Discussion :
Par les réflexions qui ont donné lieu à
cet écrit, il me semble pouvoir dire que la transmission, sous toutes
les formes qu'elle comprend et les processus qui y sont inhérents,
recouvre l'ensemble des pratiques du psychologue. Bien que la
problématique ait été analysée à travers les
missions du CMP, je suppose qu'elle est applicable dans beaucoup d'autres
champs d'interventions du psychologue, dans des modalités
différentes. Quoi qu'il en soit, il s'agit d'un véritable
exercice de réflexion à renouveler sans cesse en tenant compte de
la singularité de chaque situation.
Le clinicien est tenu de déterminer les
conséquences de ses paroles sur ses interlocuteurs et de respecter
l'intimité et l'intégrité de ses patients, ce qui englobe
ici l'enfant et sa famille et complexifie encore la tâche. Si l'on
examine les processus intrinsèques à la transmission, on
distingue qu'elle ne peut se résumer à un simple échange
linéaire, mais opère des transformations sur les
représentations de chacune des personnes qu'elle engage. Dès
lors, il parait indispensable que le psychologue ne se fige pas dans une
position de détenteur d'un savoir univoque ayant pour corollaire
l'illusion d'une « toute-puissance ». A l'inverse, il doit
faire preuve de plasticité et être prêt à remettre en
question ses propres représentations concernant le fonctionnement de
l'enfant et/ou la dynamique familiale. C'est par ces transformations
collectives créatrices de sens que pourra être resituée la
singularité de chaque situation. Et c'est bien, entre autres, l'un des
points constitutifs du travail en équipe. Si je repositionne mon
observation dans le cadre du soin de l'enfant, le fait est que la
problématique du petit patient s'inscrit directement dans la dynamique
familiale ; l'enfant est sensible à l'état interne dans
lequel est le parent qui s'occupe de lui, lui parle, et lui transmet
inconsciemment des éléments qui vont colorer son monde
intérieur. L'intervention clinique du psychologue se situe donc à
bout portant du jeu des relations intersubjectives. A l'instar de la dynamique
familiale, celles-ci pourront être transférées sur
l'institution soignante, et analysées par la co-élaboration en
équipe. C'est de la dimension clinique des réunions de
synthèse dont il est question.
Force est de constater que ce travail est tributaire du bon
fonctionnement même de l'équipe institutionnelle. Or, j'ai
remarqué que les questionnements de l'équipe sur le
fonctionnement de l'institution prennent actuellement une place importante dans
les synthèses, au détriment de la disposition de chacun à
l'élaboration des situations qui y sont rapportées. En effet, il
me semble que les réformes hospitalières en cours au sein de
l'EPS engendrent une remise en question des missions du CMP et de
l'identité professionnelle de chacun des membres de l'équipe.

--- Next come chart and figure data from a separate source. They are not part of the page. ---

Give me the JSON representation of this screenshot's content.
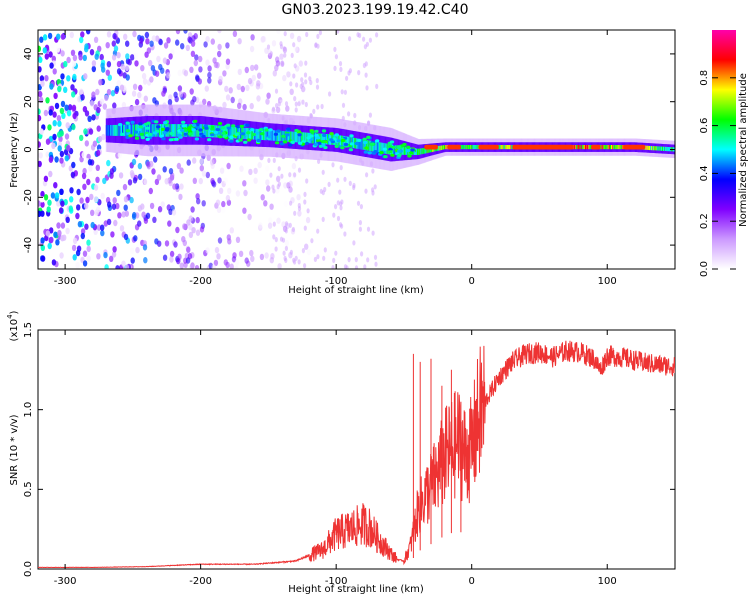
{
  "figure_title": "GN03.2023.199.19.42.C40",
  "chart_data": [
    {
      "type": "heatmap",
      "title": "",
      "xlabel": "Height of straight line (km)",
      "ylabel": "Frequency (Hz)",
      "xlim": [
        -320,
        150
      ],
      "ylim": [
        -50,
        50
      ],
      "xticks": [
        -300,
        -200,
        -100,
        0,
        100
      ],
      "yticks": [
        -40,
        -20,
        0,
        20,
        40
      ],
      "colorbar": {
        "label": "Normalized spectral amplitude",
        "range": [
          0,
          1
        ],
        "ticks": [
          "0.0",
          "0.2",
          "0.4",
          "0.6",
          "0.8"
        ],
        "tick_values": [
          0,
          0.2,
          0.4,
          0.6,
          0.8
        ],
        "colormap": [
          "#ffffff",
          "#cc99ff",
          "#8000ff",
          "#0000ff",
          "#00ffff",
          "#00ff00",
          "#ffff00",
          "#ff0000",
          "#ff00aa"
        ]
      },
      "features": {
        "main_band": [
          {
            "x": -270,
            "f_center": 8,
            "f_width": 10,
            "amp": 0.55
          },
          {
            "x": -240,
            "f_center": 8,
            "f_width": 12,
            "amp": 0.6
          },
          {
            "x": -200,
            "f_center": 8,
            "f_width": 12,
            "amp": 0.6
          },
          {
            "x": -150,
            "f_center": 6,
            "f_width": 10,
            "amp": 0.6
          },
          {
            "x": -100,
            "f_center": 4,
            "f_width": 10,
            "amp": 0.6
          },
          {
            "x": -60,
            "f_center": 0,
            "f_width": 10,
            "amp": 0.6
          },
          {
            "x": -40,
            "f_center": -1,
            "f_width": 6,
            "amp": 0.65
          },
          {
            "x": -20,
            "f_center": 1,
            "f_width": 4,
            "amp": 0.8
          },
          {
            "x": 0,
            "f_center": 1,
            "f_width": 4,
            "amp": 0.7
          },
          {
            "x": 40,
            "f_center": 1,
            "f_width": 4,
            "amp": 0.85
          },
          {
            "x": 80,
            "f_center": 1,
            "f_width": 4,
            "amp": 0.9
          },
          {
            "x": 120,
            "f_center": 1,
            "f_width": 4,
            "amp": 0.85
          },
          {
            "x": 150,
            "f_center": 0,
            "f_width": 4,
            "amp": 0.6
          }
        ],
        "noise_region_x": [
          -320,
          -120
        ]
      }
    },
    {
      "type": "line",
      "title": "",
      "xlabel": "Height of straight line (km)",
      "ylabel": "SNR (10 * v/v)",
      "scale_label": "(x10",
      "scale_exponent": "4",
      "scale_suffix": ")",
      "xlim": [
        -320,
        150
      ],
      "ylim": [
        0,
        15000
      ],
      "xticks": [
        -300,
        -200,
        -100,
        0,
        100
      ],
      "yticks": [
        "0.0",
        "0.5",
        "1.0",
        "1.5"
      ],
      "ytick_values": [
        0,
        5000,
        10000,
        15000
      ],
      "color": "#ee3333",
      "series": [
        {
          "x": [
            -320,
            -280,
            -240,
            -200,
            -160,
            -130,
            -110,
            -100,
            -90,
            -80,
            -75,
            -70,
            -60,
            -55,
            -50,
            -45,
            -40,
            -35,
            -30,
            -25,
            -20,
            -15,
            -10,
            -5,
            0,
            5,
            10,
            20,
            30,
            40,
            50,
            60,
            70,
            80,
            90,
            95,
            100,
            110,
            120,
            130,
            140,
            150
          ],
          "y": [
            100,
            100,
            150,
            300,
            300,
            500,
            1200,
            2200,
            2500,
            2800,
            2600,
            2000,
            1000,
            600,
            500,
            1500,
            3500,
            4500,
            5200,
            6000,
            7000,
            7500,
            8000,
            7200,
            7500,
            9500,
            10500,
            12000,
            13000,
            13500,
            13600,
            13300,
            13700,
            13600,
            13200,
            12500,
            13400,
            13300,
            13100,
            12900,
            12800,
            12700
          ],
          "spikes": [
            {
              "x": -43,
              "y": 13500
            },
            {
              "x": -38,
              "y": 13000
            },
            {
              "x": -30,
              "y": 13200
            },
            {
              "x": -22,
              "y": 11500
            },
            {
              "x": -15,
              "y": 12500
            },
            {
              "x": -8,
              "y": 10500
            }
          ]
        }
      ]
    }
  ]
}
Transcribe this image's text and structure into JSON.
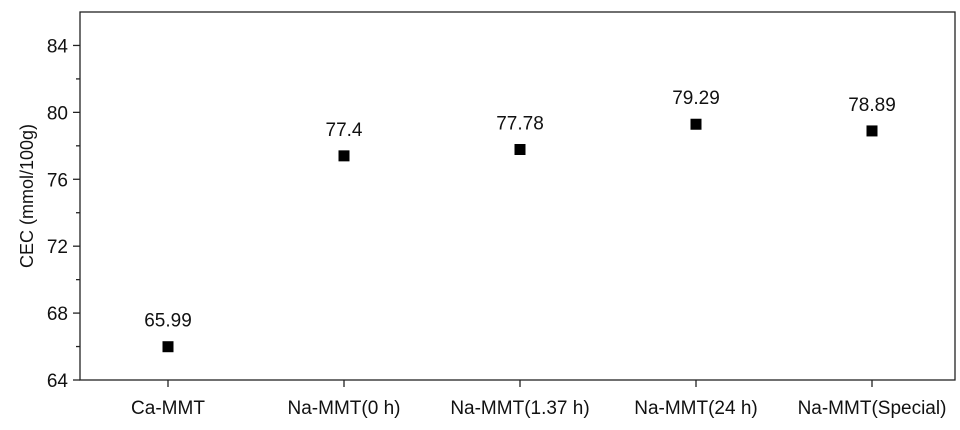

J'ai l'impression que les discussions sur ce sujet donnent lieu à des
échanges effervescents où les professionnels s'impliquent
affectivement et personnellement avec peu de recul ; ambiance qui marque
parfois la totalité de la réunion. Il est possible que ces
remaniements institutionnels, qui dépassent le cadre du CMP, entrainent
un sentiment d'incertitude relatif aux perspectives de l'institution et des
activités de chacun, et qui affecte par là même le
dynamisme et la créativité de l'équipe. Mais à ce
moment-là, comment maintenir le sens de nos interventions malgré
ces faits sur lesquels nous n'avons que peu de prises ?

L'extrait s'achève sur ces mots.